Publisher: CRAF, Gradisca D'Isonzo, 2000, First Edition
Spiral-bound hardback, 21,5x38 cm, 101 Pages, 240 Images in b/w and 36 in colour
Condition: Like New
Language: Italian and Spanish
Rare Exhibition monograph presented as an Artist Book. Photo by Paolo Gasparini and design by Yvette Garcia. Glossy pictorial hard boards with white titles on the cover, as issued. A tall book, it is spiral-bound, enabling the viewer to turn the pages easily at random. Each page is cut clean into three horizontal sections. Each section reproduces images of a city. The pages can be turned in any sequence so that a different combination of six images forms into a doublespread, in innumerable possible combinations. "Paolo Gasparini has been making committed and interesting photobooks for over 30 years...Megalopolis continues a theme that has occupied Gasparini for many years: the political and and economic impact of the United States on Latin America...The volume is spiral bound, and every page is cut into three horizontal sections, each depicting a different city.

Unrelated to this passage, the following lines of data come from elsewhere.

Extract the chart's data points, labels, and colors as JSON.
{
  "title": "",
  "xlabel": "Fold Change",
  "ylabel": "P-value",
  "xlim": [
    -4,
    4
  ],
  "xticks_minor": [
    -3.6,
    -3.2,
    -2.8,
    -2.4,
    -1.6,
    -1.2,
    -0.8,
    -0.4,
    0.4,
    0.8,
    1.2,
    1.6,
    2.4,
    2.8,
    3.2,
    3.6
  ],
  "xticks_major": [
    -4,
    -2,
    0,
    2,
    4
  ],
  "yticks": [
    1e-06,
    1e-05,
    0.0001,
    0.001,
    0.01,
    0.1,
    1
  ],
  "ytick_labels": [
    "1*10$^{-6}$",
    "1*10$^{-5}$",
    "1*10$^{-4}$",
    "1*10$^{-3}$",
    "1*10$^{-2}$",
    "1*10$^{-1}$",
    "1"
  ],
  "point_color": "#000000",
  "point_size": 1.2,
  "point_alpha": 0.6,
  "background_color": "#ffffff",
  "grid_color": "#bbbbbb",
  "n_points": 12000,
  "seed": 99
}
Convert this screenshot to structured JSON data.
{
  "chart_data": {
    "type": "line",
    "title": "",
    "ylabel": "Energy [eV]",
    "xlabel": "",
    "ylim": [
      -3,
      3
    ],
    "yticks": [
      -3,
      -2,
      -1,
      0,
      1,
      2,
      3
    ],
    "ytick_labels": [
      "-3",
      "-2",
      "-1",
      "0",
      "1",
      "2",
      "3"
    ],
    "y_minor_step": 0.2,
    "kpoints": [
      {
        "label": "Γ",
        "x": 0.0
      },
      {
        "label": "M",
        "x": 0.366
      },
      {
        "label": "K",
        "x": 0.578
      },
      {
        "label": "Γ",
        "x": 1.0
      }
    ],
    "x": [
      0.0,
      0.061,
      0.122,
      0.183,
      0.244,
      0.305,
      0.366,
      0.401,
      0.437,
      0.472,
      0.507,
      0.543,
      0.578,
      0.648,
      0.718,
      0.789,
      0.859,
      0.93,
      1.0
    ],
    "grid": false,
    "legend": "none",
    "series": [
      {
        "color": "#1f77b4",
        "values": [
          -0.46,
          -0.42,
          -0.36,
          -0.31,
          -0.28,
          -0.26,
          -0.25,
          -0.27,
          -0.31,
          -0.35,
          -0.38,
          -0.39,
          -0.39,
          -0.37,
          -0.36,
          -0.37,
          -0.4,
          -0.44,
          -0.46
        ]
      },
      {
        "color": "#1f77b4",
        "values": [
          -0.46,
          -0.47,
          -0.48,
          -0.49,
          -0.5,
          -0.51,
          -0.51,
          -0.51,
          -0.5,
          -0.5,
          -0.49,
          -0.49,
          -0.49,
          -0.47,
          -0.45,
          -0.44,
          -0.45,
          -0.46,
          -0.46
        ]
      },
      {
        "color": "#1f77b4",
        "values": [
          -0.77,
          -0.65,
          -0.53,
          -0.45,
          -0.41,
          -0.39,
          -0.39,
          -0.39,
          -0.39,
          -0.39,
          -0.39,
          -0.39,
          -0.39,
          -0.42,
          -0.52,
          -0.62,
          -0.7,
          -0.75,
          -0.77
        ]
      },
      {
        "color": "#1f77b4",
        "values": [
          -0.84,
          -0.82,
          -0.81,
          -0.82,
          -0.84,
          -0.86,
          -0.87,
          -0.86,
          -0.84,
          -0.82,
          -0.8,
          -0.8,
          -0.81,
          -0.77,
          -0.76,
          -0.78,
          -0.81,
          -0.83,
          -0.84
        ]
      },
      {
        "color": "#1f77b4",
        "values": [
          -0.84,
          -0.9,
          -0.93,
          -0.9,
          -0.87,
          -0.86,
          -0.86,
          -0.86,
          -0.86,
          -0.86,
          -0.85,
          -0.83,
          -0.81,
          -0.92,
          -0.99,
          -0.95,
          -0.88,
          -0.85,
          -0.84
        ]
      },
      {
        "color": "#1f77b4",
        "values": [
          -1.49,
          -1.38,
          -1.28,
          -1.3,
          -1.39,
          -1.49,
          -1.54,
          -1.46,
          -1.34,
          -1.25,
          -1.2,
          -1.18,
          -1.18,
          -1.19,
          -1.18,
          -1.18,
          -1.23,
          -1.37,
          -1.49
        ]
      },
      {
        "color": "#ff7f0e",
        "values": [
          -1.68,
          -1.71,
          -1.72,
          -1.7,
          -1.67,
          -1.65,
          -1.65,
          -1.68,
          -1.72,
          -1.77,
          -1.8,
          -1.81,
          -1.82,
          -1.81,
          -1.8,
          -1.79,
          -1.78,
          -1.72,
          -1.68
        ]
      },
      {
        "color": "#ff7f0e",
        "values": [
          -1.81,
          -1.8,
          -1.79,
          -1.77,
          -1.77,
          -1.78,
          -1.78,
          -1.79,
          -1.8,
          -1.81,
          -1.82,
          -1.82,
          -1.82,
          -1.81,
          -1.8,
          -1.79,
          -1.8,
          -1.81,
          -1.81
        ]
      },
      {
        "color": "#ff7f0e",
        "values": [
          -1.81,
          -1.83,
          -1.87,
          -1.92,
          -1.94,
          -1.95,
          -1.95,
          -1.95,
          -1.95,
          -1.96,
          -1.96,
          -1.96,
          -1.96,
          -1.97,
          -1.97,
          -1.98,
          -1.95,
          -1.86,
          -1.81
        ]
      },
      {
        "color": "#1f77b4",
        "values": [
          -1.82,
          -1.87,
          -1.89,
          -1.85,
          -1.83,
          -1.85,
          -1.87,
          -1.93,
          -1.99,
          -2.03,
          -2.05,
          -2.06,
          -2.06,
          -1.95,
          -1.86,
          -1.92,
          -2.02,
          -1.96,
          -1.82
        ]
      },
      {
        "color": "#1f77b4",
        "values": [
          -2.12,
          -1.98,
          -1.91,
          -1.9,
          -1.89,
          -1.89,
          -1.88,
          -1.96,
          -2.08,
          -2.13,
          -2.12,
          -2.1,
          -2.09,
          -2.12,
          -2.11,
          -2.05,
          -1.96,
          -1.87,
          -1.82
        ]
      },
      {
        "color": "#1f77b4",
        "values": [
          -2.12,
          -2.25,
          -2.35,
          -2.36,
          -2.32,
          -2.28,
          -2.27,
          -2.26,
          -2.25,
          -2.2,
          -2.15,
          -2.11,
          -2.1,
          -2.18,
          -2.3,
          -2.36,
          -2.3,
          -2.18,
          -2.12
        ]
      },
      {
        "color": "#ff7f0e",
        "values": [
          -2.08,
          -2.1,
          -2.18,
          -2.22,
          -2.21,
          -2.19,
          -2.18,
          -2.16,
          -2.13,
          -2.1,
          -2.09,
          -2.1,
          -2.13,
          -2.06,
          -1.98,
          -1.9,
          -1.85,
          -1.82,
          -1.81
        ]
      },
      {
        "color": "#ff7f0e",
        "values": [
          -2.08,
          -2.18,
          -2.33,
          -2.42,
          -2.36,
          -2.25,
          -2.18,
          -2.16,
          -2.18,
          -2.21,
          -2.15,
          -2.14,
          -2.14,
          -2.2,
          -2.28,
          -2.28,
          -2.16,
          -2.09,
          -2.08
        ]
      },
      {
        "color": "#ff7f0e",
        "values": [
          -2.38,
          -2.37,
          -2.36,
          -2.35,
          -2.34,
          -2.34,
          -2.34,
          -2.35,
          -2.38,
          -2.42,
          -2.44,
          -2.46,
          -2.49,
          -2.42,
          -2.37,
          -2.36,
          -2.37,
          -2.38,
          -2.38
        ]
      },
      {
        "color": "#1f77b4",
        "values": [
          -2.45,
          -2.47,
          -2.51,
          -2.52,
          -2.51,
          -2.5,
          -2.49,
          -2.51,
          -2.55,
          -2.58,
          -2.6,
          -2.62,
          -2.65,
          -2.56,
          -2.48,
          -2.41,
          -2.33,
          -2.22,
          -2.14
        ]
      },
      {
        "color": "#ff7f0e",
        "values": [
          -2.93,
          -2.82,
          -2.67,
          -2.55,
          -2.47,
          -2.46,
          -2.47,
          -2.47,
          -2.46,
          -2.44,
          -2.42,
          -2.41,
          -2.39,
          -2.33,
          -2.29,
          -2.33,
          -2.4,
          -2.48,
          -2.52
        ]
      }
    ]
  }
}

These can be turned in any order so that a different combination of six images across a double page is brought up each time, and we never know which city we are in. Gasparini is making the point that the all-embracing consumer society of the United States...has drained large metropolises of their uniqueness...Gasparini has always been a street photographer in the Garry Winogrand mold, so the artefacts he looks at--shop windows, street furniture, cafes, office buildings, cars, political posters and graffiti, and, above all, signs and advertising hoardings--make his case for him easily enough" (Parr & Badger The Photobook: A History Vol.II).